平日のオフィス・・・またはどこかのミーティングルーム・・・とある人物が「コンセプトは?・・・コンセプトは、どういったものでしょう?」と問い続ける。なぜだろうか?なぜ、コンセプトが必要なのだろうか?どういった要請があったのだろうか?もちろん、察しのとおり、社会的、経済的安全弁としてコンセプトは自らのうちに、社会的な機能性を認めている。一般的にそれがコンセプトだとさえ思われている。ゆえにコンセプトは、その概念的価値を貶められ、イデオロギー的になっているとも言える。真のコンセプトとは、つまり、「能動的に孕ます」ということは、苛烈なイデアから生産した強度の「概念」であって、イデオロギーが先行するものではない。だからイデオロギー的にコンセプトを求める者はつねにイデオロギー的ジェネラル・コンセプトを求めているに過ぎない。そして、この場合、イデアとは何なのか?イデアがコンセプトにいかなる関与の仕方をしているのか?もちろん、イデオロギー的ジェネラル・コンセプトによって隅に追いやられているのは、イデアであって、イデオロギーではない。





イデア。

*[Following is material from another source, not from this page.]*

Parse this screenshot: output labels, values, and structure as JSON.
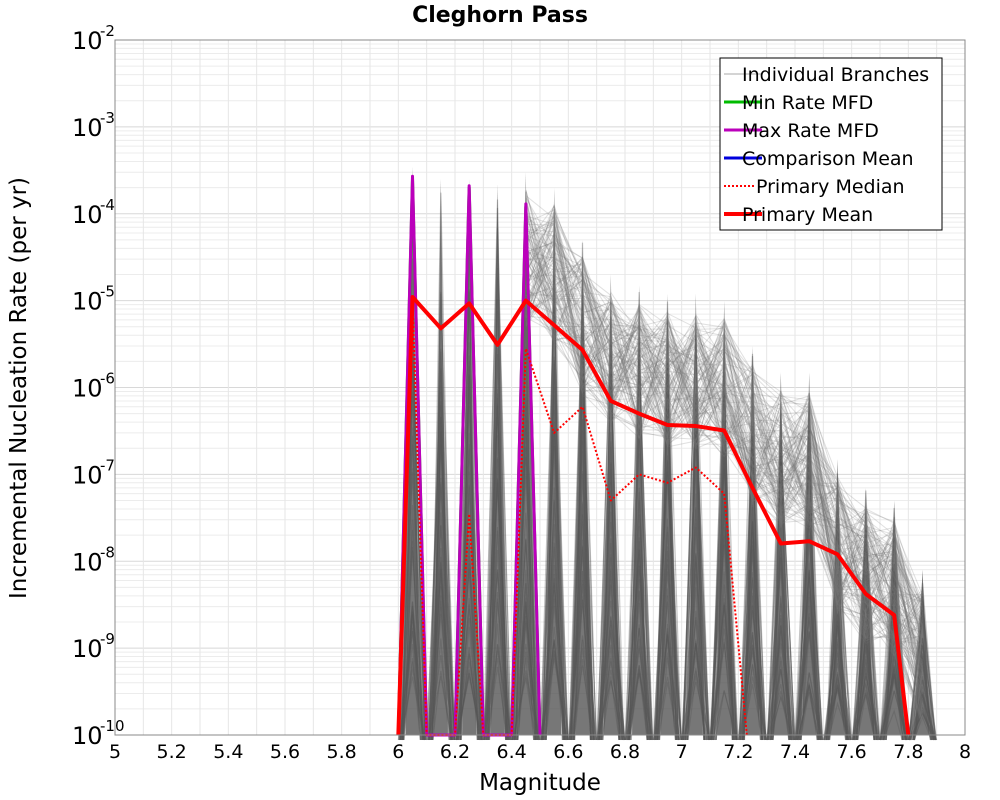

一気にプラトンの時代に遡ってみよう。紀元前375年のギリシャである。おしなべて『国家』の第十章はプラトンに先行するルクレティウスエピクロスとともに「映像論」としても読めるもので、とりわけ『国家』は、20世紀の諸映画が、その制作手段として「国家」というフレームを抱え持っていた、という意味では「映画論」「芸術論」に近傍するものとして読解できる。





それはともかく、まず躊躇せずに言っておきたい。テクストの『国家』とはプラトンによって夢見られた「ファンタジー=国家」の反映であり、「ファンタジー=国家」をうまく機能させ、完全なオーダーとして永続させるための諸理念の表象なのである。それ自体がイデアルな何かであり、「国家」なるコンセプトにイデアを最初に胚胎させたのがプラトンなのだ。プラトンは諸表象に適合性を与える。詩と文学を天秤にかけ、表象的適合性、つまり国家創設にとっての「相応しさ」を計測する。(あまりにも有名な詩人追放論)。





ところでプラトンの諸説(創作的対話)はアレゴリカルであり、一種の寓話である。三角形のイデアと実際の三角形はちがう。なぜなら・・・職人のつくった寝椅子と、絵に描かれた寝椅子はちがう。現実とその模倣はちがう・・模倣を映像化したものともちがう・・・なぜなら・・・このなぜなら・・・に対し、完璧な論理的整合を目的化したうえでプラトンは思惟したのではない。ここでは「the ideal」、つまり多くの寝椅子一般のなかでも、もっとも理想的な寝椅子があるという、その真の寝椅子と、一方の「 the so-called actual」、現実にそのまま見出される寝椅子として一般化可能な諸−寝椅子とを分けて考えた、ということだけを押さえておきたい。






イデア」もまた歴史的に発展を遂げてきたといわねばならない。今日の日本においては明治初期に「イデア」を日本語に訳す作業を経たものが流通している。「イデア」をまずは仏教の領野に還元したのは西周であり、この時点で彼がプラトンまで遡ったうえで「イデア」に「観念」という訳語を与えたということが中沢新一の『芸術人類学』所収「日本哲学にとって観念とは何か」から伺える。古代ギリシャ時代における「イデア」は日本語の「観念」というよりも「理想」や「理念」、「目的」に近いニュアンスがあり、それらの意味は、日本語における慣用句の「観念する=諦めて悟る」や、「観念的=具体的、現実的、合理的でない」というネガティヴな意味合いとは相反する、むしろポジティヴな意味合いがあったと思われる。しかし、ここでは「観念=イデア」とは、もともと視覚性をともなった作用だということを確認しておくにとどめておく。(イデアはエイドス・・形相という語から派生しているという説もある)。映像にかんする観念。ここではすでに視覚的に視覚を考察する機能をそのうちに認めねばらならない。または音にかんする観念。それは音に対する思考の視覚化をともなっていたほうがよりよいイデアを持つことできる、とみなさなければならない。(ところで「観音」というのは英語で何と訳されているのだろうか?)